Würde man Elektrolyten an einem früheren Zeitpunkt der Produktion in die Zelle einbringen, so könnten neue und in der Sicherheit verbesserte sogenannte hochsiedende Elektrolyte zur Anwendung kommen.
Bisher wird der Elektrolyt in die zusammengebaute trockene Zelle dosiert. Wegen der Erhöhung der Energiedichte liegen die Elektroden mittlerweile aber so dicht beieinander, dass gar kein Platz mehr für den Elektrolyten ist, der dann mühselig mit Vakuum und Überdruck appliziert werden muss.
Das klappt aber nur bei Elektrolyten, deren Viskosität ausreichend niedrig ist. Ein Grund dafür, dass seit der Kommerzialisierung der Li-Ionen-Zelle 1991 durch Sony praktisch keine Fortschritte bei der Elektrolytentwicklung erzielt werden konnten.
Interessante neue Elektrolyte können in der aktuellen Produktionssequenz nicht ausreichend schnell und gleichmäßig in die Zelle eingebracht werden. Genau hier könnte aber der entscheidende Schlüssel zu sicheren, langlebigen und umweltfreundlichen Zellen liegen, wenn man die Produktionsabläufe und Maschinen neu überdenkt.
So kann man Energiedichte auch durch leichtere und perfektionierte Zellgehäuse und durch immer exaktere Herstellung der Elektroden erreichen.
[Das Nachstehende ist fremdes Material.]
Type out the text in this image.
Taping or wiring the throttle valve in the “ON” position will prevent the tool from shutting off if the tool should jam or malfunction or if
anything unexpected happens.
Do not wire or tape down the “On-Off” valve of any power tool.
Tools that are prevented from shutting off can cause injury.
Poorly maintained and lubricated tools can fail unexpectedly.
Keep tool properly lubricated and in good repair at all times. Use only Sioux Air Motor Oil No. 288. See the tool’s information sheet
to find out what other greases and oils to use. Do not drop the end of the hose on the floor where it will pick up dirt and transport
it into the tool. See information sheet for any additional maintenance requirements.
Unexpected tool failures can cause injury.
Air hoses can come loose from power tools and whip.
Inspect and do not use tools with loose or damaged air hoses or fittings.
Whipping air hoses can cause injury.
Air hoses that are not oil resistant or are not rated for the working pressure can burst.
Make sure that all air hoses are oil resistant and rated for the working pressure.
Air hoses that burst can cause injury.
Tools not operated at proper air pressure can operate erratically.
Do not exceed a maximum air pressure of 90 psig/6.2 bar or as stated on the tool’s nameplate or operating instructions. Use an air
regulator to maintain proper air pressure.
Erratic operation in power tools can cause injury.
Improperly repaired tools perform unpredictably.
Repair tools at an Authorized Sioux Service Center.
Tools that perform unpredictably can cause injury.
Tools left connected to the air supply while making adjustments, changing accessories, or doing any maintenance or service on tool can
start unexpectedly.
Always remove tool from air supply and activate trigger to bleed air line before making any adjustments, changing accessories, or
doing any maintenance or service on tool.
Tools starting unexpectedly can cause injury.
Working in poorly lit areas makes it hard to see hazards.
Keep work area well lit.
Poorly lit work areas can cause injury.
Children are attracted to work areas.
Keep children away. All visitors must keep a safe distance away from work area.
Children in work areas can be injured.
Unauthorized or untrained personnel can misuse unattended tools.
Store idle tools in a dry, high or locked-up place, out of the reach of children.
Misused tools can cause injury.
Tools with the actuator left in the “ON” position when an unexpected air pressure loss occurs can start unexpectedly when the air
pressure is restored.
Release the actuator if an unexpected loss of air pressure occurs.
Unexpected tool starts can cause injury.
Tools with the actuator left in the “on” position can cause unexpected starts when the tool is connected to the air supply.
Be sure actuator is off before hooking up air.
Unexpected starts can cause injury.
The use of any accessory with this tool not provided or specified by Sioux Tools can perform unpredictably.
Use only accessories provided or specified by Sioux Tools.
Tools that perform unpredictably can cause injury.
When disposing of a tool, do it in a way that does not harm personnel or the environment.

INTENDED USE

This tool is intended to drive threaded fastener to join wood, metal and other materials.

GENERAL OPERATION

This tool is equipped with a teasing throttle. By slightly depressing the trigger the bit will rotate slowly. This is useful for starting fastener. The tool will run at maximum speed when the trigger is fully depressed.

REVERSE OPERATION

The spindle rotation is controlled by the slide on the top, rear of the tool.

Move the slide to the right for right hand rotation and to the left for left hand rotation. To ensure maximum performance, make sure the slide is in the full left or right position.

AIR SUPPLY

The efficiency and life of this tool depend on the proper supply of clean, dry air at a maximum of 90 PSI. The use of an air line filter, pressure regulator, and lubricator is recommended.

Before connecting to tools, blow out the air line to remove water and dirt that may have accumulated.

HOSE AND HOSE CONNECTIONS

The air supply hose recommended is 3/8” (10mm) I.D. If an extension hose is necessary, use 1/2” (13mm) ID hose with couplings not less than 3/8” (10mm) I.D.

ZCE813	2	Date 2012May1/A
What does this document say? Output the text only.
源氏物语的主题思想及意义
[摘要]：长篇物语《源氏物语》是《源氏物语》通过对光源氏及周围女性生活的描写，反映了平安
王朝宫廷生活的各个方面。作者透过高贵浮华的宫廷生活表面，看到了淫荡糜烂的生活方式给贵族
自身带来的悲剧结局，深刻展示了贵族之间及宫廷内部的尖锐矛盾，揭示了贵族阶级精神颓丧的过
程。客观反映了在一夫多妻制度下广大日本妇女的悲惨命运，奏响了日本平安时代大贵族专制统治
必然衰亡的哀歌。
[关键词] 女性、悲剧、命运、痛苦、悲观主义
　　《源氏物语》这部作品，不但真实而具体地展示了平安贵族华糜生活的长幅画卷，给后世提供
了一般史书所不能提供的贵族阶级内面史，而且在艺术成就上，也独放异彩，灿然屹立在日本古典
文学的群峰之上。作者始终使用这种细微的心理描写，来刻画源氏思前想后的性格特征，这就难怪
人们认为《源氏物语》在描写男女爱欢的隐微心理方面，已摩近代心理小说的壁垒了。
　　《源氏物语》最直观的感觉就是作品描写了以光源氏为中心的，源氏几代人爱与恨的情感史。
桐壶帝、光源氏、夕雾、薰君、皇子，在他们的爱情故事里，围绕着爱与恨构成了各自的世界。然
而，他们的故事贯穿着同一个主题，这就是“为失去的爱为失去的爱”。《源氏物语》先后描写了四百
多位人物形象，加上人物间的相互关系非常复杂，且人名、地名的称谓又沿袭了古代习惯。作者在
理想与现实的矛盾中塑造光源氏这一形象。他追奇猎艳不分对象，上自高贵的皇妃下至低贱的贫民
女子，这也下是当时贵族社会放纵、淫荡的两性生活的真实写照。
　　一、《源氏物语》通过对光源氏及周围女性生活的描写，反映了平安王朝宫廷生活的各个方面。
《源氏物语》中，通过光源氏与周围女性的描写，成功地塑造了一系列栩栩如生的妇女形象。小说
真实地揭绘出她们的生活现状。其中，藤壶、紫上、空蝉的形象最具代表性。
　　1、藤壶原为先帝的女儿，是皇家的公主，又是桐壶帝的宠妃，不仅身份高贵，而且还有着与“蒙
Im letzteren Falle spart man am Überschuss der negativen Elektrode, der im Grunde zum Teil nur dazu nötig ist, Produktionsschwankungen auszugleichen.
Batteriezellen gleichmäßig produzieren
Je gleichmäßiger einzelne Zellen produziert werden, desto weniger Abweichungen gibt es in ganzen Batterien. Solche Batterien können im Falle zylindrischer Zellen in automotiven Anwendungen 7.000-10.000 Zellen umfassen.
Weichen nun Zellen wegen schlechter Produktion ab, bedeutet dies schlichtweg Kapazitätsverlust der Batterie, so kann also Energiedichte über Lebenszeit durch bessere Produktion erhalten werden. Nimmt man das obige Beispiel, so hängt die Qualität einer Zelle dabei auch direkt von der optimalen Elektrolytverteilung ab. Und damit war ja bereits eine wichtige Stellschraube identifiziert worden.
Diversifikation kaum mehr über Materialien
Diversifikation wird also nicht mehr so sehr über neue Materialien und Elektrochemie erfolgen, denn da ist die Messe gelesen worden. Nicht umsonst und völlig zu Recht ist die Li-Ionen-Technologie 2019 mit dem Nobelpreis für Chemie gewürdigt worden. Verbesserungen der Energiedichte sind noch möglich.
Aber es wird keine Revolution, nur Evolution geben.
In den kommenden Jahren wird aber ein Zenit erreicht werden. Dann werden Zelltechnologien interessieren, bei denen es nicht primär auf die Energiedichte ankommt. Für stationäre Märkte wird es also Wettbewerb zu Li-Ionen-Zellen geben können. Für die Elektromobilität gilt aber, „Engineering and production makes the difference – not research“.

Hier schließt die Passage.